The endocrine system is comprised of a series of ductless glands that produce hormones that are released into the blood stream. The major hormone-producing glands of the endocrine system include the pituitary, thyroid and parathyroids, hypothalamus, adrenals, pancreas, ovary, and testes. These systems are necessary for normal bodily functions and are instrumental in regulating growth and development, mood, metabolism, sexual function, and reproductive processes. The brain, heart, lungs, kidneys, liver, thymus, skin, and placenta also produce hormones. In order for the hormones to carry out their functions, there must be receptors in the body that respond to the hormones. When a hormone comes in contact with its receptor, it fits together like a key in a lock and the hormone sends a signal to the cell to carry out some function. Hormonal signals may also cascade through complex pathways to an ultimate site of action, with interference at any point having the potential of blocking or changing the intended result.
There are chemicals in the environment that mimic or modify the behavior of hormones. Some of these chemicals act like a hormone and fit the receptor for that hormone stimulating the body to perform some function. Other chemicals can block the receptor so that the hormone cannot reach its target, while others interact with the hormone itself or the gland producing the hormone making it either ineffective in performing its normal function or interfering with the timing of critical events during development. Endocrine disruptors are a diverse group of chemicals including some pesticides, flame retardants, chemicals used in plastics production, cosmetic ingredients, pharmaceuticals, natural products such as plant-derived estrogens and many more. The Prague Declaration on Endocrine Disruption during May 2005 concluded that the existing safety assessment framework for chemicals is ill-equipped to deal with endocrine disruptors. Testing does not account for the effects of simultaneous exposure to many chemicals and may lead to serious underestimations of risk.
An example of the kind of response that researchers have found in studies of endocrine disruption includes those of male fish exposed to wastewater from sewage treatment plants. In this example male fish were found to produce elevated concentrations of the egg yolk precursor vitello-genin. This is of interest because while male fish can produce vitellogenin, they normally do not because as males they never receive the signal from their endocrine system to produce eggs. Since the male fish normally never receive the signal to produce vitellogenin, the signal must be coming from some exogenous source. It has been known for sometime that pharmaceuticals and personal care products (PPCPs) that are excreted from our bodies through urine and feces contain traces of the drugs and personal care products we are exposed to. One of those products routinely found in wastewater is ethynylestradiol, a synthetic estrogen found in birth control pills and other estrogen therapies. Laboratory studies of male fish exposed to environmentally relevant levels of ethynylestradiol have shown elevated levels of vitellogenin. While this does not point directly to ethynylestradiol in the effluent as the causative endocrine disruptor, it does show that it is one possible chemical causing the observed elevation of vitellogenin. Therefore, the production ofvitellogenin in male fish is a biomarker for exposure to some chemical that is stimulating the production of vitellogenin. The real question then becomes, does the elevated concentration of vitellogenin in the male fish have any negative implications for the populations of fish.
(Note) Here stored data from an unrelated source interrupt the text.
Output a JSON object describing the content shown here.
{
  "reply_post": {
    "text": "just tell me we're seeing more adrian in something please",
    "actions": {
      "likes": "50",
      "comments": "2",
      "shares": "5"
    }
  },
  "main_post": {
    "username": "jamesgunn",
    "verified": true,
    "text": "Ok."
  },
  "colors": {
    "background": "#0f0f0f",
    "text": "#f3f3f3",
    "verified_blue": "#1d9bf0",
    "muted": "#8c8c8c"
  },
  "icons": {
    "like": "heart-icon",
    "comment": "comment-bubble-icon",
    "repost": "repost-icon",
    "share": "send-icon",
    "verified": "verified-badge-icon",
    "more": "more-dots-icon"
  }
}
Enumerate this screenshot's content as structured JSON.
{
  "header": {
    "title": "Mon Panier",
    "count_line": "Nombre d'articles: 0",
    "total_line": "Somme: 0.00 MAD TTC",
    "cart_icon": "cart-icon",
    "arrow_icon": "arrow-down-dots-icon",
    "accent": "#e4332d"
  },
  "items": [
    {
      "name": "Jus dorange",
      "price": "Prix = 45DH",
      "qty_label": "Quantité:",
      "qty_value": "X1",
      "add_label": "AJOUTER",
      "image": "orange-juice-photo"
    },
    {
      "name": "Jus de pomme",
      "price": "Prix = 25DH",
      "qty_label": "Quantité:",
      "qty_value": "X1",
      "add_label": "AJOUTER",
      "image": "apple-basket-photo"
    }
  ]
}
Studies of a dosed lake in the experimental lakes area (see the section 'Experimental lakes') that contained well-defined populations of lake trout, white sucker, fathead minnow, and pearl dace showed that males and female fathead minnow and pearl dace showed elevated whole body concentrations of vitellogenin within 7 weeks of the addition of environmentally relevant concentrations of ethynylestra-diol to the lake. Egg development was delayed in the fathead minnow and the pearl dace, testes development was severely impaired and testes-ova (testes containing ovarian tissue) were observed in males of these species. Reproductive failure was observed in both ofthese minnow species during the second year of ethynylestradiol addition, answering, in this example, that population effects were indeed observed.